Dave gave of himself every single day and next to my grandmother was the hardest working person I have ever met. He lived his life for other people and would drop everything to help someone in need. All of the neighbors on blasted Highway PP could tell stories of times that Dave had come to their rescue. He owned a large chunk of the highway, and knew the comings and goings of everyone. Every time I drove that highway, I would see him parked in front of someone's house, but there was not a house that he spent more time at than mine. He had his own parking place for his yellow sports car and would get out with his little wry smile and the gait that spoke of years of wear on his body. He lived in constant pain but he rarely complained about it. He would knock loudly on our door first thing in the morning, crack it open, then holler, "Hello?? I'm here!" Sometimes he would just sit in the main area and wait for us to wake up so we could get started on the farm chores. 

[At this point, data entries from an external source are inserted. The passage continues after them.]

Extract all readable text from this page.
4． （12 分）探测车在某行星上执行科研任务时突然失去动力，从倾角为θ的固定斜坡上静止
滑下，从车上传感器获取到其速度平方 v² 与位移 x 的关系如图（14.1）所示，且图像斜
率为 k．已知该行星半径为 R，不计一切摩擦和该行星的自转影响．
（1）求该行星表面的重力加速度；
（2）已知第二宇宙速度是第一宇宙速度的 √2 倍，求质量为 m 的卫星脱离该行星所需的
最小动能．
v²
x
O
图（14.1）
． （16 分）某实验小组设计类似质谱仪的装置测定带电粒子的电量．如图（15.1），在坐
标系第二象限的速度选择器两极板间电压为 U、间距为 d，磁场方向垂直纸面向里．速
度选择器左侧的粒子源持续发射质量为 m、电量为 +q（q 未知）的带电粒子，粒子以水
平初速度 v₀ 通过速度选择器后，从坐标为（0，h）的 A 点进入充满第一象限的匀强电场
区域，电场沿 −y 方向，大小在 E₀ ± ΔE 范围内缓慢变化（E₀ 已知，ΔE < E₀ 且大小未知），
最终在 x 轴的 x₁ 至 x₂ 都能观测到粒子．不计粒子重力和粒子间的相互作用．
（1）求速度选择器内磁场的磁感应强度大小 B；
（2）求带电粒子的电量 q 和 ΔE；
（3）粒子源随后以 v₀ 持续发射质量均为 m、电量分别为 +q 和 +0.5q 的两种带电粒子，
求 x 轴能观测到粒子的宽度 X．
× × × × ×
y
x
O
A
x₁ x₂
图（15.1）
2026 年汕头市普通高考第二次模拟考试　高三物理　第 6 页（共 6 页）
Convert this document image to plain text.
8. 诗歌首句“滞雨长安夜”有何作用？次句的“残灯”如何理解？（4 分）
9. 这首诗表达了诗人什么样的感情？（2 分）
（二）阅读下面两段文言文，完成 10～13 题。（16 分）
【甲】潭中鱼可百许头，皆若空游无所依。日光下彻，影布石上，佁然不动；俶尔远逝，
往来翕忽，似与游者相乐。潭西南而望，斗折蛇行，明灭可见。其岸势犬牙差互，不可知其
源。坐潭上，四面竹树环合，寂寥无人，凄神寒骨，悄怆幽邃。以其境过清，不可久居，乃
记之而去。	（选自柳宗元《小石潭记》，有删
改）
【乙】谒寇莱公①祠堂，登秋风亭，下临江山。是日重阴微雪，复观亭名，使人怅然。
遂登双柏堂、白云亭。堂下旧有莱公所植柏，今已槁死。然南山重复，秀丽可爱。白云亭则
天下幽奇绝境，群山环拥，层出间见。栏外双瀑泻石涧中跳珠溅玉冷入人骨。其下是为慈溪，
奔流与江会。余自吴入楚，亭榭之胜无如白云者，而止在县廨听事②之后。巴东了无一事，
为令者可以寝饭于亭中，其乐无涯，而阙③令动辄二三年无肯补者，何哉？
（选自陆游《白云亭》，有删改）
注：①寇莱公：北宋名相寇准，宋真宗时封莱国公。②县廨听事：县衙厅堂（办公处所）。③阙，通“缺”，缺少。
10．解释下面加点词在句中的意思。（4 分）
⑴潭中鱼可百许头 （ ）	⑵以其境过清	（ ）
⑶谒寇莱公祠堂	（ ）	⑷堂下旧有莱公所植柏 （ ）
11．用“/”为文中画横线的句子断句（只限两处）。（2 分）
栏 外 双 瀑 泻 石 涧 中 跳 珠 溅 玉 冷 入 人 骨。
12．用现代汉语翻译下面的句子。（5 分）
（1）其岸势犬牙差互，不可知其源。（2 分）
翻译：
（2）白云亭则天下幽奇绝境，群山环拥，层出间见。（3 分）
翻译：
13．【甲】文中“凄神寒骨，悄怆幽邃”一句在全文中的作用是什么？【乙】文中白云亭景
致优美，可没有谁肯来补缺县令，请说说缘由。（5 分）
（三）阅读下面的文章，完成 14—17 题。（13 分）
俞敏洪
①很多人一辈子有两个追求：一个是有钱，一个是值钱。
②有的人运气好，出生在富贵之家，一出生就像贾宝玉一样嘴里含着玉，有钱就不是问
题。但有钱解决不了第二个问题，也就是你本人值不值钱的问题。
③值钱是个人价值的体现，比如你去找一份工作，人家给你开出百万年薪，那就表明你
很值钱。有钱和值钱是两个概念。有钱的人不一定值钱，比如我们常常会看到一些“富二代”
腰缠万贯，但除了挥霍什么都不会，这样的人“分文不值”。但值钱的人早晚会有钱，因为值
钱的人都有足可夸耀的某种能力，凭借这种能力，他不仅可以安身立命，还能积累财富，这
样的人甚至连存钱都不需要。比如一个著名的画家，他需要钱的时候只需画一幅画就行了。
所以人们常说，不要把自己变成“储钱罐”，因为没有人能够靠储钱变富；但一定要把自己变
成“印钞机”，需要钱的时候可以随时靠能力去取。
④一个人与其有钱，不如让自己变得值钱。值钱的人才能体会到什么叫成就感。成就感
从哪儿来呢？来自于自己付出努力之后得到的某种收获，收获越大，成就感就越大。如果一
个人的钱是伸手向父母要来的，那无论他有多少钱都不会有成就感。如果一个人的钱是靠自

There will never be a day that I drive home and don't automatically look for Dave Finnegan's vehicle. There will never be a piece of the farm that does not ignite my mind with the memories of Dave. Every time I pick up a gun, or grab the stick of a manual, I will remember his rough voice and his stiff words. There are some people who don't just leave a footprint in your life, they instead mold a part of you and wait patiently as that part of you forms into adulthood. Dave helped to form some of the best parts of me and I will be forever indebted to him. He was not at all a perfect individual, but he taught me so much about life. He lived his life out loud and never once hid who he was. He figured out what he believed and he stuck to it. David Finnegan, the Creator took you home today and all I can say is that I hope He realizes what He's getting into!